脳死

昨日の続きのようなコメントである。
昨年、生まれて初めて6時間に渡る全身麻酔での手術を受けた。非常なる不安を抱きながらの手術前の一夜であった。朝一番の、8時くらいからの手術だった。朝に何かをためらわせる時間のまもなく手術室行きの台車に乗せられていくとき、不安を感じる間も無い、ただ慌しいばかりの時間は、考えることをさせず見事としか言うこと無い段取りだった。本当にただ運ばれていくしかなかった切迫感だ。

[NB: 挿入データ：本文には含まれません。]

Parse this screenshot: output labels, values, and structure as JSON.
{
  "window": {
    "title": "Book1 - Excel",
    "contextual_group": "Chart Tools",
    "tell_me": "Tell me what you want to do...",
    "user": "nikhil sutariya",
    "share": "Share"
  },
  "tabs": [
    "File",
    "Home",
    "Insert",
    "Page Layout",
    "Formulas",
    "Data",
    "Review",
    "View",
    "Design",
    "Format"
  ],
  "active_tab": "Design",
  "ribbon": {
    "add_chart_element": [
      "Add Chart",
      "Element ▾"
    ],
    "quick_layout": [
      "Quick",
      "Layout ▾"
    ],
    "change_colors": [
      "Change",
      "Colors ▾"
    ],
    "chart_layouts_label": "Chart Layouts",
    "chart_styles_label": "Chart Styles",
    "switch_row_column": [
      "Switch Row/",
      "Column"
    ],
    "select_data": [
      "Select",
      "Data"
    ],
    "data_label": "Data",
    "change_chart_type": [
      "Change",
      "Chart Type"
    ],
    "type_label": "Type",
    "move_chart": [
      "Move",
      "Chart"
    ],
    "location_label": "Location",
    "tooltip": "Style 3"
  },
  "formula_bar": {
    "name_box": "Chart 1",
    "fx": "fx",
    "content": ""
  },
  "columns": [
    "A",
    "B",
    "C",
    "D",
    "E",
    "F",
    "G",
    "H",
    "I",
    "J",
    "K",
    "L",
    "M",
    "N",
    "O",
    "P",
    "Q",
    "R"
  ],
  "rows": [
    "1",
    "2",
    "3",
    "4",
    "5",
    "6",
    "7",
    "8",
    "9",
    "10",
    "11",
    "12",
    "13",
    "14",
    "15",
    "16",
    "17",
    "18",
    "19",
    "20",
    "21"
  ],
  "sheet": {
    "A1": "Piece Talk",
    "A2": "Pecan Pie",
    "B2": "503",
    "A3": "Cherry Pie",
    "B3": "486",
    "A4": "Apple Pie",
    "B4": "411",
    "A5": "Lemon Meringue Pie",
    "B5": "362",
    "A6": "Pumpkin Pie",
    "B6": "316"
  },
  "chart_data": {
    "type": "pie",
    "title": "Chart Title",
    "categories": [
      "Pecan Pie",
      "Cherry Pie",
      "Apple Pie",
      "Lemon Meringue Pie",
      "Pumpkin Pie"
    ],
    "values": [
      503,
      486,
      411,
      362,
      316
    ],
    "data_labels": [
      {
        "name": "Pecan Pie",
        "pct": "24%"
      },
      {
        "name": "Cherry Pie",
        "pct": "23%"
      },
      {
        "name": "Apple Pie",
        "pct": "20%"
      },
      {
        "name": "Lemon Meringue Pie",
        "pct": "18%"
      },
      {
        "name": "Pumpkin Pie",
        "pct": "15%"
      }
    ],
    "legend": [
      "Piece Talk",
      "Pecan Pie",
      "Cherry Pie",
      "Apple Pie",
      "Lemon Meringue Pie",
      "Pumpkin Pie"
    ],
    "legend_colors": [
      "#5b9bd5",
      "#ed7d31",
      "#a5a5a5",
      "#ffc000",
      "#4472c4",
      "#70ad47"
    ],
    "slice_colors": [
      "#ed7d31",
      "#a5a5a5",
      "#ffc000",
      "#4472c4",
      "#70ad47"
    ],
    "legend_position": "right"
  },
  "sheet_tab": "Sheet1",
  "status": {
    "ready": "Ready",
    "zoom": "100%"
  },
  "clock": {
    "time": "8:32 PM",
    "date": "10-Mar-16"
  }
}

麻酔を注入しまーす、という声が終わると直ちに、意識は空白となった。夢も何も見ず、ただ10分ほど寝たかなというような、本当に真っ白な空白だった。自分の名前を2度ほど呼ばれただろうか。ぱっと目が覚めた。気持ちのよい目覚めだった。6時間経ったという。驚きだった。
何を言いたいか。
死とは何も無いんだな。あれほどの長時間、何も無いということは、死とは本当に何も無いんだなということだ。これもいいのかもしれない。笑い話のようだが、一生死んでいるのだ。しかし、そこに介在する時間は全く無いが、本当に空白なんだが、そこに時間が無いということは充分に想像できた。

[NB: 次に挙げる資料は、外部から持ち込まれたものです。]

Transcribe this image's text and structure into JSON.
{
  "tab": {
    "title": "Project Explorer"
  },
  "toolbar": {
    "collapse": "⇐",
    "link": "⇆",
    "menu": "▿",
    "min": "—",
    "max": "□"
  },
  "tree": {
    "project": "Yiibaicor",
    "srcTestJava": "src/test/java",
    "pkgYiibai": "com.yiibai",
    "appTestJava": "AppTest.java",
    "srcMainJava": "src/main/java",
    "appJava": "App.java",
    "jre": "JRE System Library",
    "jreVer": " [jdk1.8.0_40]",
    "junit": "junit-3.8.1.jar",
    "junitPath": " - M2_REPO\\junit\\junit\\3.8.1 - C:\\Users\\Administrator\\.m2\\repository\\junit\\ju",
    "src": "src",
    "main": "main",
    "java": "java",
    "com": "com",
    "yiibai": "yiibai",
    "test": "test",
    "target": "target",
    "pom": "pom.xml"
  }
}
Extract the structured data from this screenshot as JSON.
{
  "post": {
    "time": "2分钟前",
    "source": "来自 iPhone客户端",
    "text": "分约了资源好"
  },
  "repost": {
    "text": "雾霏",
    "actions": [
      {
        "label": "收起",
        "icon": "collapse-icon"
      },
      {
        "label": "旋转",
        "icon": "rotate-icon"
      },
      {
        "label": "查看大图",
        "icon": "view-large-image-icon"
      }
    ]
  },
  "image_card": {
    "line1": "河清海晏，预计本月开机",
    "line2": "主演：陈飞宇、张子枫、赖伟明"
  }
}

逆に、脳がどんな障害を抱えていようと、極めて一部の組織が電気的活動や、細胞活動を一部で行っていれば、夢なり、思考なりが存在するのではないか思うのだ。それが他の臓器の障害から切り離されていれば、具体的な苦しみや痛みも無く、夢としての苦しみや痛みはあるのであろうが、生き永らえて行けるのではないだろうか。
脳に流れる血流が微小であったりゆっくりだったとすれば、ひょっとすると時間は大層ゆっくり流れているのかもしれない。でももう現実の時間などは全く関係が無い。そこは自分だけの時間であり、夢の中だけの世界であり現実の世界との時間の同期などは必要も無い。
こんなことを考えていると、脳だけの保存で生命を永らえる方法ということもありうるのではないかと思わせられる。他の臓器が必要な人には、存分に臓器が供給でき分け与えられ、臓器の障害による現実の世界での充分なる生存は更に進化し、老化とともに生命を全うしようとする段階に入ると脳だけの生存による精神的生存が保たれる。そんな時代が来るのではないか。
今の脳死と臓器提供で盛んに議論されていることは逆に、脳を生かすための臓器が切り離される。
どこかSFの世界のようだが、一生夢だけで過ごせる世界は、孤独ではあるが、意識は連続し、過去の記憶がある範囲だけではあるが、充分にその中で楽しめる一生が送れるののではなかろうか。
これはあくまで、少々の焼酎のお湯割りの酔いの世界で考えたことではなく、これまで数十年間考え続けてきたことであり、手術を受けたことによる脳の停止による空白で、その考えが補強できたことからコメントしたものである。